Q:  What quantity to do induction on?
A:  Could try length, width and do nested induction.  But messy!
    Try some combined measure instead, e.g., total number of squares.

Conjecture:  For all n >= 1, every chocolate bar with n squares can be
split up with n-1 breaks.

Q:  Does this handle every possible chocolate bar?
    How do we know there are chocolate bars with n squares for every n?
A:  Think about it -- ask if you're not sure!

Let's practice using complete induction.

0.  P(n):  All chocolate bars with n squares can be split up with n-1
    breaks.

2.  Ind. Hyp.:  Let n >= 1 and suppose P(1), ..., P(n-1) all hold, i.e.,
    all chocolate bars with 1 <= k < n squares can be split up with k-1
    breaks.

3.  Ind. Step:  Prove P(n), i.e., all chocolate bars with n squares can be
    split up with n-1 breaks.

    Consider an arbitrary chocolate bar C with n squares.
    Idea:  Make one break into two pieces and think about each piece.
    Careful!  Can this always be done?  (Hint: think about value of n.)

    Case 1:  If n = 1, then C is already split up and needs 0 = 1-1 breaks.
    So P(n) holds.

    Case 2:  If n > 1, then make one break into two pieces A and B, with
    a and b squares, respectively.  Note that 1 <= a < n, 1 <= b < n,
    and n = a + b.  By the IH, A can be split up with a-1 breaks and B can
    be split up with b-1 breaks.  Hence, C can be entirely split up with
    1 + a-1 + b-1 = a + b - 1 = n - 1 breaks.
    Hence, P(n) holds.

    In every case, P(n) holds.

4.  Conclusion:  By complete induction, \-/ n >= 1, P(n), i.e., for all n,
    every chocolate bar with n squares can be split up with n-1 breaks.

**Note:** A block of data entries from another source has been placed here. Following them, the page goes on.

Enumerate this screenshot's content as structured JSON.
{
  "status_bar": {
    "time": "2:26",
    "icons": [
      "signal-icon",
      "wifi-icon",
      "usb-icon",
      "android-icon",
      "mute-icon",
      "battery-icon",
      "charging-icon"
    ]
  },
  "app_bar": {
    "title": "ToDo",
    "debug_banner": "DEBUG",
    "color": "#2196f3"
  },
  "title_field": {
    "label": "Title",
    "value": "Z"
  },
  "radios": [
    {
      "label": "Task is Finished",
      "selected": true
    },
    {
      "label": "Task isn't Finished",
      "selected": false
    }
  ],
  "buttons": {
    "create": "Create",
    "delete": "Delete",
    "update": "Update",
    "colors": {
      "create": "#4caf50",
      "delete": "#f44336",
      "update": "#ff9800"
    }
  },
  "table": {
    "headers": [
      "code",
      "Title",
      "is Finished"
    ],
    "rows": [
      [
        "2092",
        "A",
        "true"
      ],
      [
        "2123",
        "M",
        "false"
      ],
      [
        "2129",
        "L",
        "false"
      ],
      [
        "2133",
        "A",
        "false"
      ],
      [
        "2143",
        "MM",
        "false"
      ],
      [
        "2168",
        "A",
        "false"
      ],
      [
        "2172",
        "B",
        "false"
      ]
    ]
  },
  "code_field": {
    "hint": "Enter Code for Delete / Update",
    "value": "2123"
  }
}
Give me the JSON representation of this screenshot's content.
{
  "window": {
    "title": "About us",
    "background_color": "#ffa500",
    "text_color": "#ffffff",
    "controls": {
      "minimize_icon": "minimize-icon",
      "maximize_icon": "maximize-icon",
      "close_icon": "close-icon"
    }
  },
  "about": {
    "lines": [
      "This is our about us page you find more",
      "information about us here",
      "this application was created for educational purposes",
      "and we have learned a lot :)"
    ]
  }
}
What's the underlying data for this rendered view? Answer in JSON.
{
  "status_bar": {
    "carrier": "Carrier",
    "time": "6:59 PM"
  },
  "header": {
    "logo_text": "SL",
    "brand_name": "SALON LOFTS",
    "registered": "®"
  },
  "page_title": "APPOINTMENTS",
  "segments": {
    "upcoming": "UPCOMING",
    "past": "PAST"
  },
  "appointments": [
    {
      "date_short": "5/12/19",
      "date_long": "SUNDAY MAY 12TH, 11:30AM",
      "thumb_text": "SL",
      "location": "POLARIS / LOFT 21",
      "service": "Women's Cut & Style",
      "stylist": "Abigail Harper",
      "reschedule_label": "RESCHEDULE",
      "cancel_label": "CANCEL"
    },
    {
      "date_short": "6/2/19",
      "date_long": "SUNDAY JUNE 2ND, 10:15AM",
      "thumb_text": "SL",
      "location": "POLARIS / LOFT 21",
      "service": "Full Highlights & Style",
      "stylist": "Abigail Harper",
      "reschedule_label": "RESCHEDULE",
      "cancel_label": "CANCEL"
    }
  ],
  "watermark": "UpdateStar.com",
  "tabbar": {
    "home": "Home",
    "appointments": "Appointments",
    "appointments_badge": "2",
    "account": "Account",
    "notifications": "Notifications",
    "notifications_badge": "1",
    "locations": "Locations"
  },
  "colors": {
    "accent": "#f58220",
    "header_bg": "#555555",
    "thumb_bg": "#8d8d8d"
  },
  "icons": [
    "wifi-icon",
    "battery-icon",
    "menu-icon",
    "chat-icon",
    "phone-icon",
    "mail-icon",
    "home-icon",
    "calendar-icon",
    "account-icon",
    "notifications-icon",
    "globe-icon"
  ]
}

Format:  Proofs using complete induction sometimes written in style closer
to simple induction, using one (or more) base case(s).  Only difference
then is in form of inductive hypothesis.  For example, previous proof's
format could look like:

0.  Define P(n).

1.  Base Case(s):  Prove P(1).  [Case 1 in proof above.}

2.  Ind. Hyp.:  Let n > 1 (careful: n is next value to prove, not last
    value proven in base case) and suppose P(1), ..., P(n-1) hold.

3.  Ind. Step:  Prove P(n).  [Case 2 in proof above.]

4.  Conclusion:  By complete induction, \-/ n >= 1, P(n).